4.4. Gelet op de inhoud van het taxatierapport en de daarop gegeven mondelinge en schriftelijke toelichting is het hof van oordeel dat de heffingsambtenaar in de op hem rustende bewijslast van de waarde is geslaagd. Het hof acht hierbij met name van belang de omstandigheid dat de waarde in de lijn ligt van de op de waardepeildatum gerealiseerde huurprijs en voorts
dat belanghebbende tegen de gehanteerde kapitalisatiefactor geen grieven heeft ontwikkeld.
4.5 In eerste aanleg is naar voren gekomen dat ten eerste de eerste verdieping en ten tweede de tweede en de derde verdieping gezamenlijk, blijkens hun indeling bestemd zijn als afzonderlijk geheel te worden gebruikt. Anders dan belanghebbende stelt, is de objectafbakening dan ook terecht gewijzigd in die zin dat de oorspronkelijke onroerende zaak is gesplitst in twee afzonderlijke objecten. De omstandigheid dat de beide objecten één aansluiting op de nutsvoorzieningen delen, staat aan een splitsing niet in de weg.
4.6 Voor zover belanghebbende zich op het standpunt stelt dat de vastgestelde waarde niet kan worden ontleend aan de gegevens van de in het taxatierapport genoemde referentie-objecten, overweegt het hof dat het gebruik van referentie-objecten is bedoeld om waarden te vergelijken en dat de verkoop van zodanige referentie-objecten te allen tijde als bevestiging van de vastgestelde waarde kan dienen. Hierbij is niet vereist dat het vergelijkingsobject identiek is aan de onroerende zaak waarvan de waarde dient te worden vastgesteld.
Ten aanzien van het door belanghebbende voorgedragen vergelijkingsobject b-straat 32 te Z heeft de heffingsambtenaar gesteld dat dit qua ligging en uitstraling niet goed vergelijkbaar is met de onderhavige onroerende zaak. Belanghebbende heeft dit verweer niet gemotiveerd weersproken.
4.7 Voor zover belanghebbende zijn grief betreffende de stijging van de waarde ten opzichte van de vorige waarde in het licht van de splitsing van het object nog handhaaft, overweegt het hof dat een dergelijke vergelijking belanghebbende niet kan baten omdat het wetsvoorschrift tot hernieuwde vaststelling van deze grondslag juist voortvloeit uit onberekenbare ontwikkelingen in zoveel jaren van de waarde van een bepaalde onroerende zaak in het economische verkeer.
4.8 Ten aanzien van de door belanghebbende gestelde geluidsoverlast van het naastgelegen pand, overweegt het hof, dat het waardedrukkend effect van deze overlast beperkt is.
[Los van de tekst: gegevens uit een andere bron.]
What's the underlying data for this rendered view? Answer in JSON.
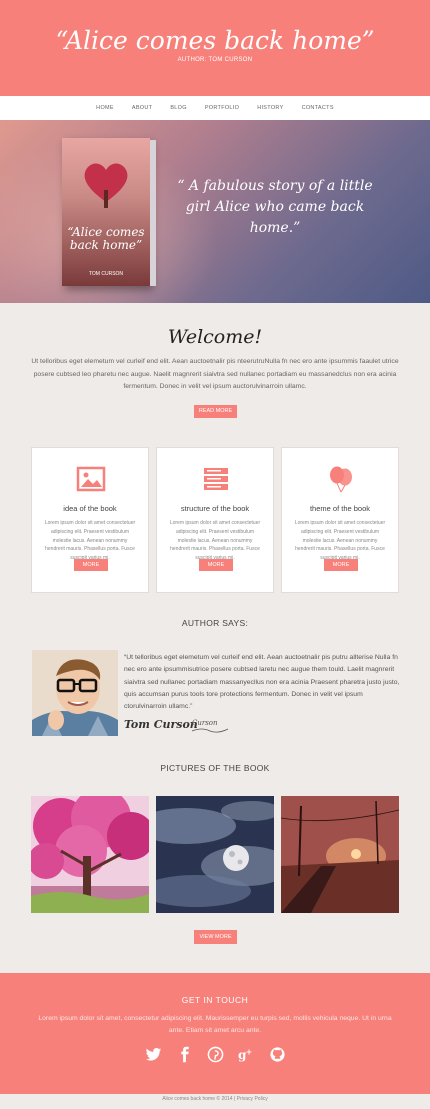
{
  "header": {
    "title": "“Alice comes back home”",
    "author": "AUTHOR: TOM CURSON"
  },
  "nav": [
    "HOME",
    "ABOUT",
    "BLOG",
    "PORTFOLIO",
    "HISTORY",
    "CONTACTS"
  ],
  "hero": {
    "book_title": "“Alice comes back home”",
    "book_author": "TOM CURSON",
    "quote": "“ A fabulous story of a little girl Alice who came back home.”"
  },
  "welcome": {
    "title": "Welcome!",
    "text": "Ut telloribus eget elemetum vel curleif end elit. Aean auctoetnalir pis nteerutruNulla fn nec ero ante ipsummis faaulet utrice posere cubtsed leo pharetu nec augue. Naelit magnrerit siaivtra sed nullanec portadiam eu massanedclus non era acinia fermentum. Donec in velit vel ipsum auctorulvinarroin ullamc.",
    "button": "READ MORE"
  },
  "cards": [
    {
      "icon": "image-icon",
      "title": "idea of the book",
      "text": "Lorem ipsum dolor sit amet consectetuer adipiscing elit. Praesent vestibulum molestie lacus. Aenean nonummy hendrerit mauris. Phasellus porta. Fusce suscipit varius mi.",
      "button": "MORE"
    },
    {
      "icon": "books-icon",
      "title": "structure of the book",
      "text": "Lorem ipsum dolor sit amet consectetuer adipiscing elit. Praesent vestibulum molestie lacus. Aenean nonummy hendrerit mauris. Phasellus porta. Fusce suscipit varius mi.",
      "button": "MORE"
    },
    {
      "icon": "balloons-icon",
      "title": "theme of the book",
      "text": "Lorem ipsum dolor sit amet consectetuer adipiscing elit. Praesent vestibulum molestie lacus. Aenean nonummy hendrerit mauris. Phasellus porta. Fusce suscipit varius mi.",
      "button": "MORE"
    }
  ],
  "author_says": {
    "heading": "AUTHOR SAYS:",
    "quote": "“Ut telloribus eget elemetum vel curleif end elit. Aean auctoetnalir pis putru allterise Nulla fn nec ero ante ipsummisutrice posere cubtsed laretu nec augue them tould. Laelit magnrerit siaivtra sed nullanec portadiam massanyecllus non era acinia Praesent pharetra justo justo, quis accumsan purus tools tore protections fermentum. Donec in velit vel ipsum ctorulvinarroin ullamc.”",
    "name": "Tom Curson",
    "signature": "Curson"
  },
  "pictures": {
    "heading": "PICTURES OF THE BOOK",
    "button": "VIEW MORE"
  },
  "footer": {
    "title": "GET IN TOUCH",
    "text": "Lorem ipsum dolor sit amet, consectetur adipiscing elit. Maurissemper eu turpis sed, mollis vehicula neque. Ut in urna ante. Etiam sit amet arcu ante.",
    "socials": [
      "twitter-icon",
      "facebook-icon",
      "pinterest-icon",
      "google-plus-icon",
      "github-icon"
    ],
    "copyright": "Alice comes back home © 2014  |  Privacy Policy"
  },
  "colors": {
    "accent": "#f7807a",
    "background": "#efebe8"
  }
}
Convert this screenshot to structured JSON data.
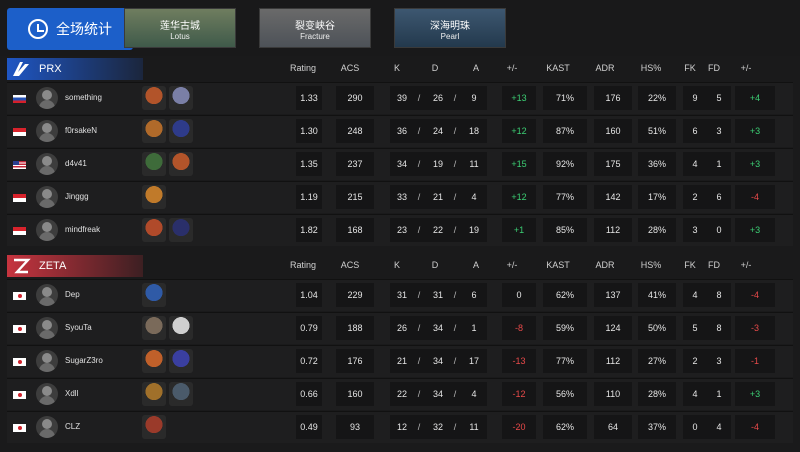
{
  "overall_label": "全场统计",
  "maps": [
    {
      "zh": "莲华古城",
      "en": "Lotus",
      "c1": "#3f5a4a",
      "c2": "#6f7d5f"
    },
    {
      "zh": "裂变峡谷",
      "en": "Fracture",
      "c1": "#4d5258",
      "c2": "#6a6a6a"
    },
    {
      "zh": "深海明珠",
      "en": "Pearl",
      "c1": "#23394d",
      "c2": "#3d5770"
    }
  ],
  "columns": [
    "Rating",
    "ACS",
    "K",
    "D",
    "A",
    "+/-",
    "KAST",
    "ADR",
    "HS%",
    "FK",
    "FD",
    "+/-"
  ],
  "teams": [
    {
      "name": "PRX",
      "accent": "#1f56c4",
      "players": [
        {
          "flag": "ru",
          "name": "something",
          "agents": [
            "#b2542a",
            "#7a7fa6"
          ],
          "rating": "1.33",
          "acs": "290",
          "k": "39",
          "d": "26",
          "a": "9",
          "diff": "+13",
          "kast": "71%",
          "adr": "176",
          "hs": "22%",
          "fk": "9",
          "fd": "5",
          "fdiff": "+4"
        },
        {
          "flag": "id",
          "name": "f0rsakeN",
          "agents": [
            "#b06a2a",
            "#2e3b8a"
          ],
          "rating": "1.30",
          "acs": "248",
          "k": "36",
          "d": "24",
          "a": "18",
          "diff": "+12",
          "kast": "87%",
          "adr": "160",
          "hs": "51%",
          "fk": "6",
          "fd": "3",
          "fdiff": "+3"
        },
        {
          "flag": "us",
          "name": "d4v41",
          "agents": [
            "#3e6b3a",
            "#b2542a"
          ],
          "rating": "1.35",
          "acs": "237",
          "k": "34",
          "d": "19",
          "a": "11",
          "diff": "+15",
          "kast": "92%",
          "adr": "175",
          "hs": "36%",
          "fk": "4",
          "fd": "1",
          "fdiff": "+3"
        },
        {
          "flag": "id",
          "name": "Jinggg",
          "agents": [
            "#c07a2a"
          ],
          "rating": "1.19",
          "acs": "215",
          "k": "33",
          "d": "21",
          "a": "4",
          "diff": "+12",
          "kast": "77%",
          "adr": "142",
          "hs": "17%",
          "fk": "2",
          "fd": "6",
          "fdiff": "-4"
        },
        {
          "flag": "id",
          "name": "mindfreak",
          "agents": [
            "#b04a2a",
            "#2a2f6a"
          ],
          "rating": "1.82",
          "acs": "168",
          "k": "23",
          "d": "22",
          "a": "19",
          "diff": "+1",
          "kast": "85%",
          "adr": "112",
          "hs": "28%",
          "fk": "3",
          "fd": "0",
          "fdiff": "+3"
        }
      ]
    },
    {
      "name": "ZETA",
      "accent": "#c7343f",
      "players": [
        {
          "flag": "jp",
          "name": "Dep",
          "agents": [
            "#2f5aa6"
          ],
          "rating": "1.04",
          "acs": "229",
          "k": "31",
          "d": "31",
          "a": "6",
          "diff": "0",
          "kast": "62%",
          "adr": "137",
          "hs": "41%",
          "fk": "4",
          "fd": "8",
          "fdiff": "-4"
        },
        {
          "flag": "jp",
          "name": "SyouTa",
          "agents": [
            "#7a6a5a",
            "#cfcfcf"
          ],
          "rating": "0.79",
          "acs": "188",
          "k": "26",
          "d": "34",
          "a": "1",
          "diff": "-8",
          "kast": "59%",
          "adr": "124",
          "hs": "50%",
          "fk": "5",
          "fd": "8",
          "fdiff": "-3"
        },
        {
          "flag": "jp",
          "name": "SugarZ3ro",
          "agents": [
            "#c0602a",
            "#3a3fa0"
          ],
          "rating": "0.72",
          "acs": "176",
          "k": "21",
          "d": "34",
          "a": "17",
          "diff": "-13",
          "kast": "77%",
          "adr": "112",
          "hs": "27%",
          "fk": "2",
          "fd": "3",
          "fdiff": "-1"
        },
        {
          "flag": "jp",
          "name": "Xdll",
          "agents": [
            "#a0702a",
            "#4a5a6a"
          ],
          "rating": "0.66",
          "acs": "160",
          "k": "22",
          "d": "34",
          "a": "4",
          "diff": "-12",
          "kast": "56%",
          "adr": "110",
          "hs": "28%",
          "fk": "4",
          "fd": "1",
          "fdiff": "+3"
        },
        {
          "flag": "jp",
          "name": "CLZ",
          "agents": [
            "#9a3a2a"
          ],
          "rating": "0.49",
          "acs": "93",
          "k": "12",
          "d": "32",
          "a": "11",
          "diff": "-20",
          "kast": "62%",
          "adr": "64",
          "hs": "37%",
          "fk": "0",
          "fd": "4",
          "fdiff": "-4"
        }
      ]
    }
  ]
}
Niet in geschil is immers dat de gestelde, maar door de heffingsambtenaar gerelativeerde, overlast zich voordoet in de avonduren en dat de onroerende zaak in gebruik is, dan wel wordt aangeboden, als kantoorruimte.
4.9 Voor zover de grieven van belanghebbende zien op de oppervlaktematen, overweegt het hof, dat wat hier ook van zij, de waarde niet te hoog is vastgesteld. Bedacht dient te worden dat de waarde op één lijn ligt met de per de waardepeildatum gerealiseerde huurprijs.
4.10 Aan de omstandigheid dat de uitspraak op het bezwaar niet binnen een termijn van één jaar is genomen, zijn, anders dan belanghebbende meent, geen consequenties verbonden.
4.11 Nu belanghebbende ook overigens geen feiten of omstandigheden in het geding heeft gebracht die de waardevaststelling, dan wel de aan de gehanteerde referentiepercelen tot te kennen waarde, krachteloos maken en ook anderszins niet aannemelijk is geworden dat de waarde per de peildatum 1 januari 2003 op een te hoog bedrag is vastgesteld, ziet het hof ook anderszins geen reden tot verlaging van de door de heffingsambtenaar vastgestelde waarde.
4.12 Het hiervoor overwogene brengt mee dat het hoger beroep van belanghebbende ongegrond is.
Het hof zal de bestreden uitspraak van de rechtbank dan ook bevestigen.